Neodym ist geeigneter Kandidat für die Informationsverarbeitung mit magnetischen Molekülen

Magnetische Moleküle gelten als aussichtsreiche Schaltelemente für die Informationsverarbeitung der Zukunft. Ein Forscherteam hat jetzt besonders robuste magnetische Moleküle hergestellt, deren magnetische Informationen sich auf direktem Weg elektrisch auslesen lassen. Möglich wurde dies durch die Wahl von Neodym, einem Metall der Seltenen Erden, als zentralen Baustein des Moleküls. Die Forschungsergebnisse sind in der Zeitschrift  „Nature Communications“ veröffentlicht.

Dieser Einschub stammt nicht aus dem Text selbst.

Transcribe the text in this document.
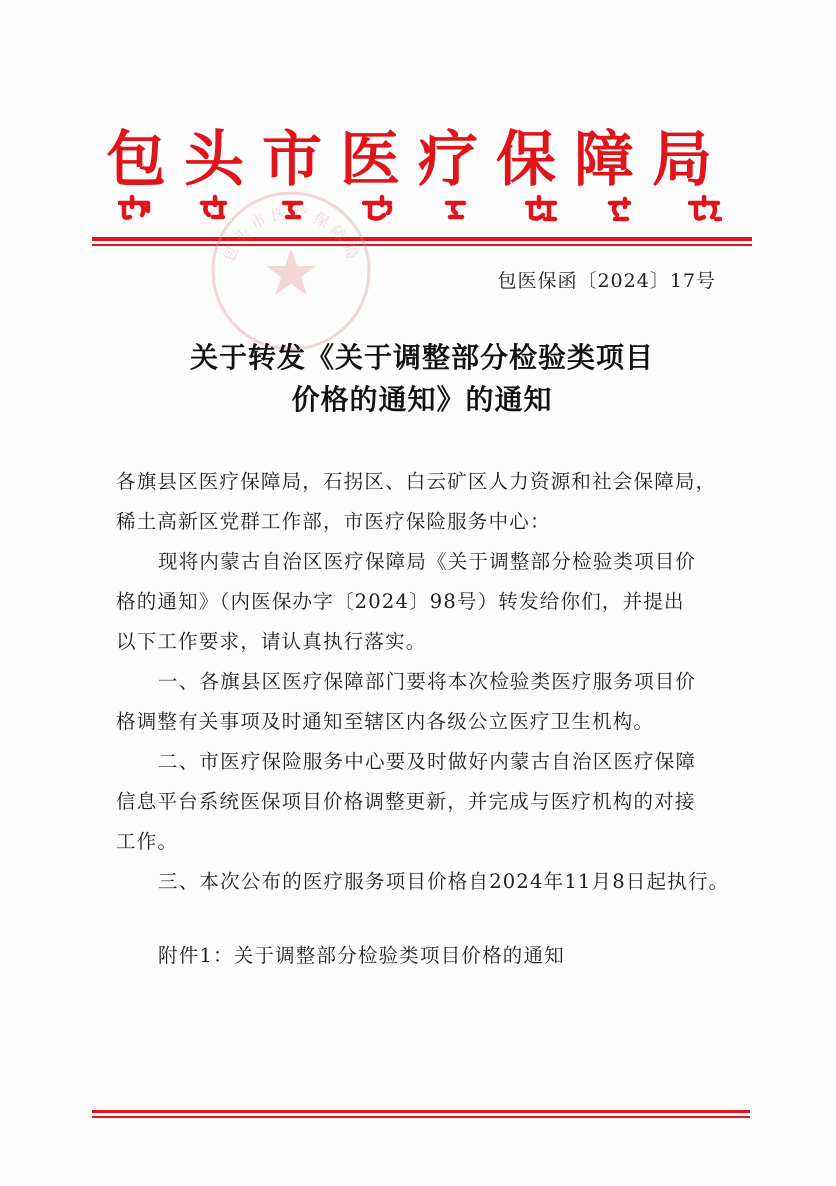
包头市医疗保障局
包头市医疗保障局
包医保函〔2024〕17号
关于转发《关于调整部分检验类项目
价格的通知》的通知
各旗县区医疗保障局，石拐区、白云矿区人力资源和社会保障局，
稀土高新区党群工作部，市医疗保险服务中心：
现将内蒙古自治区医疗保障局《关于调整部分检验类项目价
格的通知》（内医保办字〔2024〕98号）转发给你们，并提出
以下工作要求，请认真执行落实。
一、各旗县区医疗保障部门要将本次检验类医疗服务项目价
格调整有关事项及时通知至辖区内各级公立医疗卫生机构。
二、市医疗保险服务中心要及时做好内蒙古自治区医疗保障
信息平台系统医保项目价格调整更新，并完成与医疗机构的对接
工作。
三、本次公布的医疗服务项目价格自2024年11月8日起执行。
附件1：关于调整部分检验类项目价格的通知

Grafik, die eine gelbe Schicht zeigt, auf der eine Molekülverbindung liegt. Das Neodymatom im Molekül ist als rote Kugel gekennzeichnet. Über dem Molekül ist die Spitze des Mikroskops als Ansammlung von wenigen, kreisrunden Atomen zu sehen.
Molekül mit Neodymatom

Magnetische Moleküle fungieren wie winzige Magnete und können Informationen in Form von Stromsignalen verarbeiten. Deshalb wäre es mit ihnen möglich, mehr Daten zu speichern und gleichzeitig die dafür nötige Energie zu begrenzen. Denn im Gegensatz zu heutigen Dioden und Transistoren lassen sich solche Moleküle mit minimaler Spannung steuern und weisen dennoch ausgefeilte Schaltfunktionen auf, die vom Magnetismus der Moleküle abhängen. Verbindungen, die Atome von Metallen der Seltenen Erden enthalten, gelten als besonders stabil und schirmen den magnetischen Zustand der zentralen Atome gut ab. Bisher war es aber nicht gelungen, diese magnetischen Informationen direkt auf elektrischem Weg aus den Molekülen auszulesen. Denn die elektrische Kontaktierung führte dazu, dass der elektrische Strom kaum von der magnetischen Struktur beeinflusst wurde.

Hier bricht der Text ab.